A landmark agreement designed to vault the Chinese company onto the global automotive stage... the latest example of how China's economic rise is reshaping large swaths of global business...
A bellwether for China's ambitions to add supremacy in global automaking to its newly won title as the world's largest vehicle market.... emblematic of the shift in the global car industry's center of gravity from the US and western Europe to China.
[The] acquisition is a big, big deal for Geely, and for China. It sends up a bright, flashing warning signal to the rest of the global auto industry that China is deadly serious about becoming a significant player in the international car market, and that its companies command the resources and guts to make that goal a reality.

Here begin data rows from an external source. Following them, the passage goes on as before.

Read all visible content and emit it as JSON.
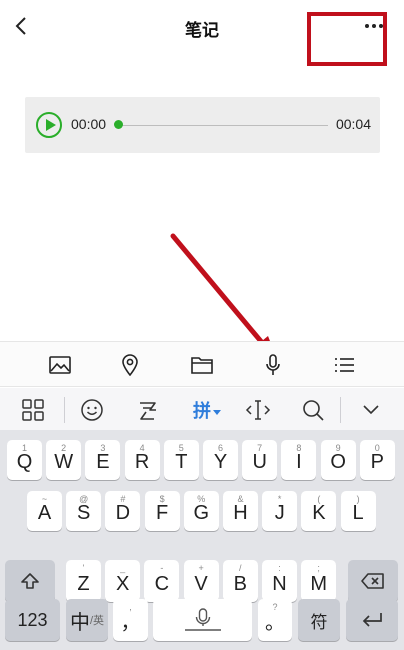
{
  "header": {
    "title": "笔记"
  },
  "audio": {
    "current_time": "00:00",
    "total_time": "00:04",
    "progress": 0
  },
  "annotation": {
    "box_color": "#c0101c",
    "arrow_color": "#c0101c"
  },
  "toolbar": {
    "items": [
      {
        "name": "image-icon"
      },
      {
        "name": "location-pin-icon"
      },
      {
        "name": "folder-icon"
      },
      {
        "name": "microphone-icon"
      },
      {
        "name": "list-icon"
      }
    ]
  },
  "keyboard": {
    "candidate_bar": {
      "pinyin_label": "拼",
      "items": [
        "grid-menu-icon",
        "emoji-icon",
        "handwriting-icon",
        "pinyin-mode",
        "cursor-move-icon",
        "search-icon",
        "collapse-icon"
      ]
    },
    "rows": [
      {
        "keys": [
          {
            "main": "Q",
            "hint": "1"
          },
          {
            "main": "W",
            "hint": "2"
          },
          {
            "main": "E",
            "hint": "3"
          },
          {
            "main": "R",
            "hint": "4"
          },
          {
            "main": "T",
            "hint": "5"
          },
          {
            "main": "Y",
            "hint": "6"
          },
          {
            "main": "U",
            "hint": "7"
          },
          {
            "main": "I",
            "hint": "8"
          },
          {
            "main": "O",
            "hint": "9"
          },
          {
            "main": "P",
            "hint": "0"
          }
        ]
      },
      {
        "keys": [
          {
            "main": "A",
            "hint": "~"
          },
          {
            "main": "S",
            "hint": "@"
          },
          {
            "main": "D",
            "hint": "#"
          },
          {
            "main": "F",
            "hint": "$"
          },
          {
            "main": "G",
            "hint": "%"
          },
          {
            "main": "H",
            "hint": "&"
          },
          {
            "main": "J",
            "hint": "*"
          },
          {
            "main": "K",
            "hint": "("
          },
          {
            "main": "L",
            "hint": ")"
          }
        ]
      },
      {
        "keys": [
          {
            "main": "Z",
            "hint": "'"
          },
          {
            "main": "X",
            "hint": "_"
          },
          {
            "main": "C",
            "hint": "-"
          },
          {
            "main": "V",
            "hint": "+"
          },
          {
            "main": "B",
            "hint": "/"
          },
          {
            "main": "N",
            "hint": ":"
          },
          {
            "main": "M",
            "hint": ";"
          }
        ]
      }
    ],
    "bottom": {
      "num_label": "123",
      "zh_label": "中",
      "en_label": "/英",
      "comma_label": "，",
      "comma_hint": ",",
      "period_label": "。",
      "period_hint": "?",
      "symbol_label": "符"
    }
  }
}
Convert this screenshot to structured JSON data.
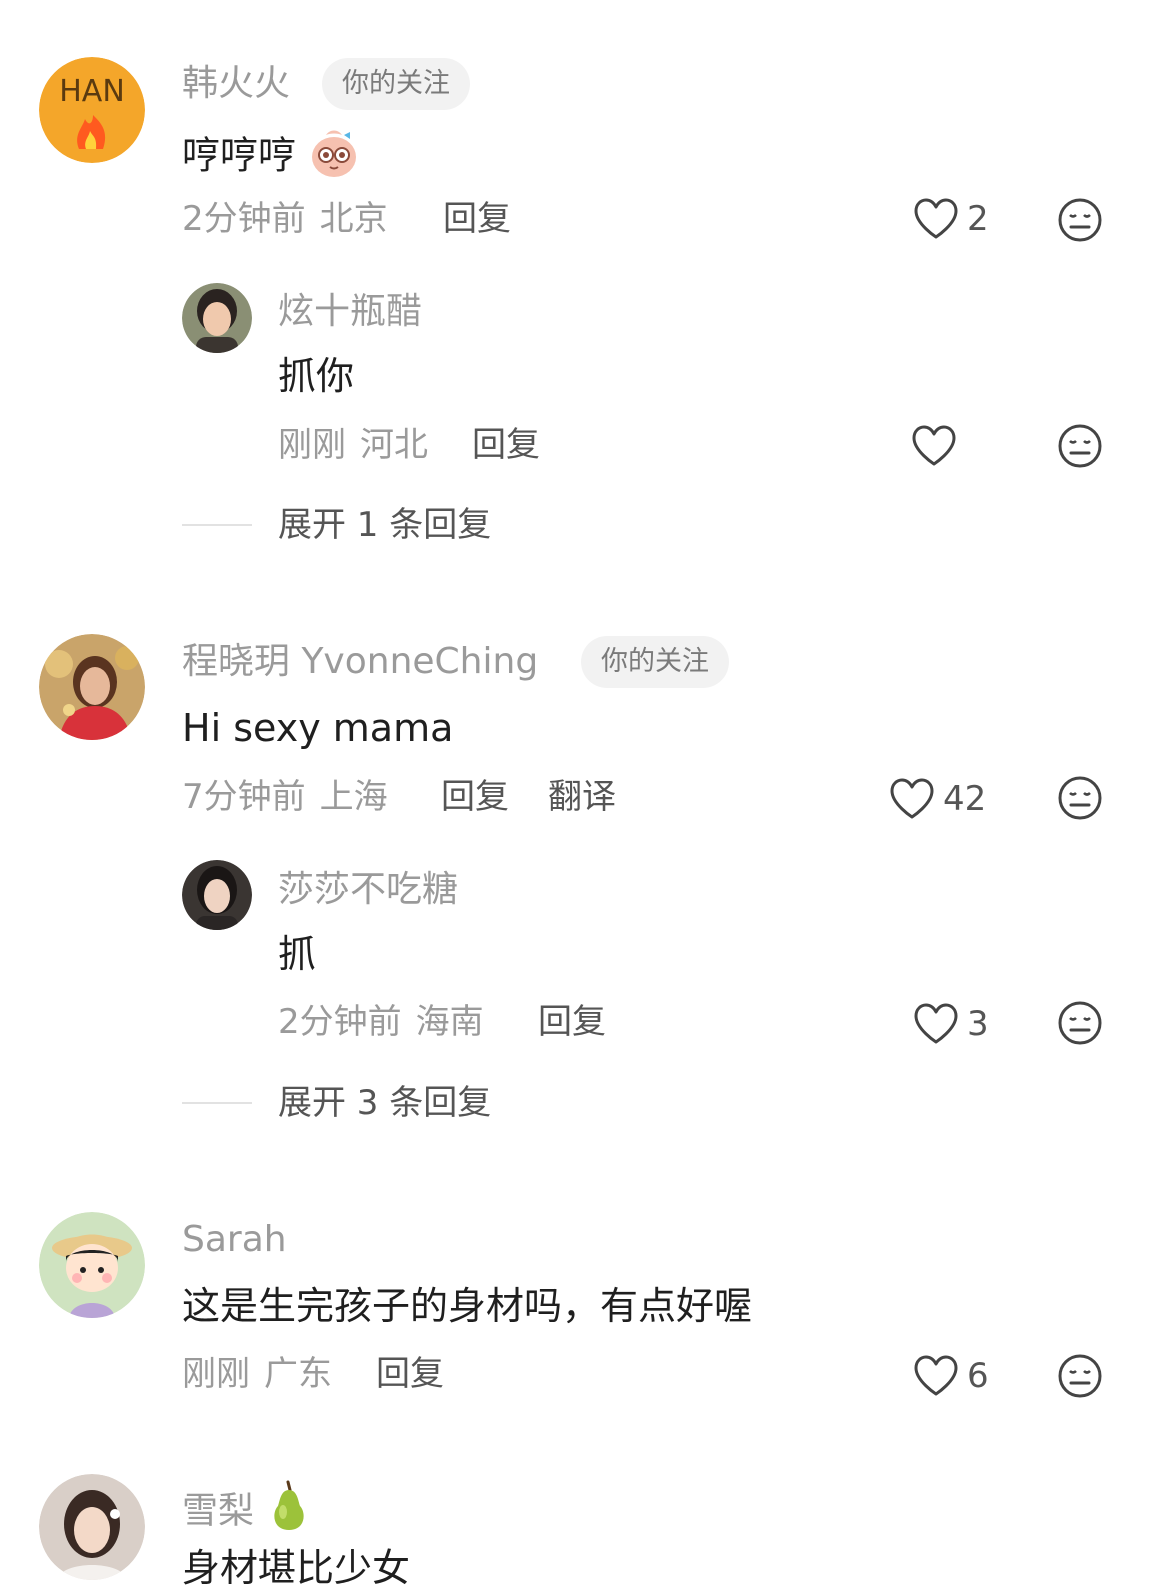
{
  "comments": [
    {
      "author": "韩火火",
      "badge": "你的关注",
      "text": "哼哼哼",
      "time": "2分钟前",
      "location": "北京",
      "reply_label": "回复",
      "likes": "2",
      "avatar_text": "HAN",
      "replies": [
        {
          "author": "炫十瓶醋",
          "text": "抓你",
          "time": "刚刚",
          "location": "河北",
          "reply_label": "回复",
          "likes": ""
        }
      ],
      "expand_label": "展开 1 条回复"
    },
    {
      "author": "程晓玥 YvonneChing",
      "badge": "你的关注",
      "text": "Hi sexy mama",
      "time": "7分钟前",
      "location": "上海",
      "reply_label": "回复",
      "translate_label": "翻译",
      "likes": "42",
      "replies": [
        {
          "author": "莎莎不吃糖",
          "text": "抓",
          "time": "2分钟前",
          "location": "海南",
          "reply_label": "回复",
          "likes": "3"
        }
      ],
      "expand_label": "展开 3 条回复"
    },
    {
      "author": "Sarah",
      "text": "这是生完孩子的身材吗，有点好喔",
      "time": "刚刚",
      "location": "广东",
      "reply_label": "回复",
      "likes": "6"
    },
    {
      "author": "雪梨",
      "text": "身材堪比少女"
    }
  ],
  "colors": {
    "text_primary": "#1f1f1f",
    "text_secondary": "#9a9a9a",
    "action": "#555555",
    "badge_bg": "#f2f2f2"
  }
}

Landmark... emblematic... deadly serious... Sure, the deal is all of those things, at a historical juncture where every Chinese move is interpreted via a framing in which China is rising while the West is falling. But is it a good business deal? Ford bought Volvo for $6.5 billion in 1999 and watched the subsidiary lose money every single year since, to the point where selling it to a Chinese up-and-comer for a quarter of the original purchase price was considered smart business... for Ford.
Geely gets an international dealer network, advanced automotive technology, and a gold-plated brand for what appears to be a cut-rate price. That seems pretty savvy. And I'll bet Geely will be able to manufacture Volvos in China for sale to Chinese buyers for quite a lot less expenditure per car than, say, in Sweden for export to the U.S. But whether or not that strategy will end up undermining the global power of the brand will be something to watch. Geely could just as easily destroy Volvo as use it pole-vault into world-market prominence.
Changing center of gravity? The lasting impression left with me is more of a scavenger scoring at the flea market than a new power rising in the East. With Western economies in disarray, there's bound to be a bargain or two available.